There is a solution to this if a relationship has broken down, because the couple could prove that they had divorced or make joint statements that they had permanently separated. What about children, though? If the couple had split and had agreed that the child should stay back in the home country, why should the NZ partner be forced to include the child in the application when neither of them wanted this? If the main visa applicant does not have the right to decide the child’s country of residence, but must add the child to the 2021 RV application because they once applied for a Student Visa for them, then once again the parent’s Residence application is doomed to failure unless, again, the child is later withdrawn.

It is not enough for INZ to say that they’ll simply apply the narrow interpretation from now on. As the rules are not spelt out clearly, applicants would be unwise to rely upon a promise to do one thing when INZ’s own rulebook says something else. Other systemic problems are the level of staff churn in the department, so that it is inevitable that many staff being pulled in to turn over the 2021 RVs are relatively inexperienced; and the caseload pressures which are even now pushing out processing times on all fronts into many months, or even years.

A Final Solution

It’s simple, really – rewrite the rules of the game. If INZ believes that the “narrow interpretation” is what they meant, then this requires two adjustments. One is to the underlying Regulations, and the other is to the Immigration Instructions signed off by the Minister. In both cases, the wording should be amended to require only that an applicant must include dependents “who hold a temporary entry class visa based on the relationship, or are applying for such a visa at the time the application is lodged.”
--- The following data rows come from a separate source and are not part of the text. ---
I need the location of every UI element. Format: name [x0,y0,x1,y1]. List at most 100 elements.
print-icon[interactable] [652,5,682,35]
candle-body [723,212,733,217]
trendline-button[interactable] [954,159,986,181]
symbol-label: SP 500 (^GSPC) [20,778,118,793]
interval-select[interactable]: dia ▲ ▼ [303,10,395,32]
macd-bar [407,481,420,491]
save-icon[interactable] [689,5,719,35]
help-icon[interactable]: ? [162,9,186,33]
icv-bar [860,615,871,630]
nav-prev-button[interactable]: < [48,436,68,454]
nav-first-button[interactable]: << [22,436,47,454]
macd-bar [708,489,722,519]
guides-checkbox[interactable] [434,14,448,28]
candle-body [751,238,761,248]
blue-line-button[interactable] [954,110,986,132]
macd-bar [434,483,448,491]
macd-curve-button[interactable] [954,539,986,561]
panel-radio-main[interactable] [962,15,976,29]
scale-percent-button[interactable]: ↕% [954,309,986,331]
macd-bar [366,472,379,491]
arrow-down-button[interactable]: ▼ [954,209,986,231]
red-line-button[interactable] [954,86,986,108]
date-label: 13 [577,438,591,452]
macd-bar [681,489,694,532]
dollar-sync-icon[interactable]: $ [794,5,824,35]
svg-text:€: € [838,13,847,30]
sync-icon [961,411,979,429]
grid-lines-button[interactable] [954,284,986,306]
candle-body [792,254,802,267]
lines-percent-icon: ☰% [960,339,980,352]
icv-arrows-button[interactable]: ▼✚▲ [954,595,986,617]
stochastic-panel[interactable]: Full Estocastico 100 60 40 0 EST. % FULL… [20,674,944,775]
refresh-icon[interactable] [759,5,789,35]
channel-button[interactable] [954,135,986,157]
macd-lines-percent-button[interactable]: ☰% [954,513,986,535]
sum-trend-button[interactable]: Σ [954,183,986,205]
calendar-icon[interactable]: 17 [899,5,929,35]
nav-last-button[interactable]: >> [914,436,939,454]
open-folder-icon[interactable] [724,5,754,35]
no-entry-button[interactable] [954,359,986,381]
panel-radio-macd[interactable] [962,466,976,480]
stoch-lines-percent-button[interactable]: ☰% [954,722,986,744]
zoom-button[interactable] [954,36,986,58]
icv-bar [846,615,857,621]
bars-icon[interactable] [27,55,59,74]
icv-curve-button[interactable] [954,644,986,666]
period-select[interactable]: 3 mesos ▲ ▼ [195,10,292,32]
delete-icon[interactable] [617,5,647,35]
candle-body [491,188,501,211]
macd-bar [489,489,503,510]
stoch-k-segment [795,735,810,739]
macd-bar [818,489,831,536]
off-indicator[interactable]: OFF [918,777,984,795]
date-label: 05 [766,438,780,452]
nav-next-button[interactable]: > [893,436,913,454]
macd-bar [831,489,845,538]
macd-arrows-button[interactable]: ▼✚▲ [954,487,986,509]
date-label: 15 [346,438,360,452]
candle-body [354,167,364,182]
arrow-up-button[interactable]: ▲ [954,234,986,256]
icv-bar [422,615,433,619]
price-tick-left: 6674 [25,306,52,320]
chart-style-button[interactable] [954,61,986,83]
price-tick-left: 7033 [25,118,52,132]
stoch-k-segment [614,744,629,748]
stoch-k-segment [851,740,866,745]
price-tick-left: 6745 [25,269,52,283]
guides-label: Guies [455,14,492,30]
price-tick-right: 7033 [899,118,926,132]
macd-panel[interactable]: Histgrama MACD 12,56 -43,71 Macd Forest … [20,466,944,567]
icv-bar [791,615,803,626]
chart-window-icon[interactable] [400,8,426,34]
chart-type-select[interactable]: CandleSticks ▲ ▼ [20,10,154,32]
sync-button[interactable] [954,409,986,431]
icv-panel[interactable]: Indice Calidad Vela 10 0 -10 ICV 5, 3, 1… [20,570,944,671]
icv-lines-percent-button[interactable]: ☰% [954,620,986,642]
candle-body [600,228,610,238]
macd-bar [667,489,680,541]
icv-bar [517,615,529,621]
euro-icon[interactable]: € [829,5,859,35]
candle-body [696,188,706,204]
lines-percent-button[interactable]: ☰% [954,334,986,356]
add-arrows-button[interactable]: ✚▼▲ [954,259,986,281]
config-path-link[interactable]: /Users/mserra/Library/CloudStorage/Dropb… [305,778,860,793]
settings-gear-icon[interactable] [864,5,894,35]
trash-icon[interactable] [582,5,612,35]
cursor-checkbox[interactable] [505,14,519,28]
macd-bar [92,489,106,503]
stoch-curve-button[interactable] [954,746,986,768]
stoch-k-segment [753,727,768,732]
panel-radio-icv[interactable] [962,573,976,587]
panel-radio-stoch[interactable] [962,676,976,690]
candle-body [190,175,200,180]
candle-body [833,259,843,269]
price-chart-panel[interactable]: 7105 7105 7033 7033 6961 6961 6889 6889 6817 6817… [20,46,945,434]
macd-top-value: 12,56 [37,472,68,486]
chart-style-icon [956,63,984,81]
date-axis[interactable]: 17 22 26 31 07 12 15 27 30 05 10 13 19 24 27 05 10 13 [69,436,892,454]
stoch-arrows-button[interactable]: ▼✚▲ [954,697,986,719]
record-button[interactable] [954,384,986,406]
Now, changing Regulations is a bit more involved than amending Instructions, but in my opinion Immigration should move on this right away. If only 1% of cases are affected by this issue – and I think that is a very conservative estimate – then the visa pipeline will get clogged with difficult cases which managers did not anticipate. And the IPT could end up with a thousand appeals, which would double its current caseload across all appeal types.

There is a narrow window of opportunity. People can file their 2021 RV until the end of July this year. If they are told that the rules will be changed, then there is good reason for them to hold off until the ink is dry on the amended Regulations and Instructions. If the MBIE policy people do nothing, this invites a lot of expense, time and stress – on both sides of the desk. Does anyone really need more of that during these turbulent times?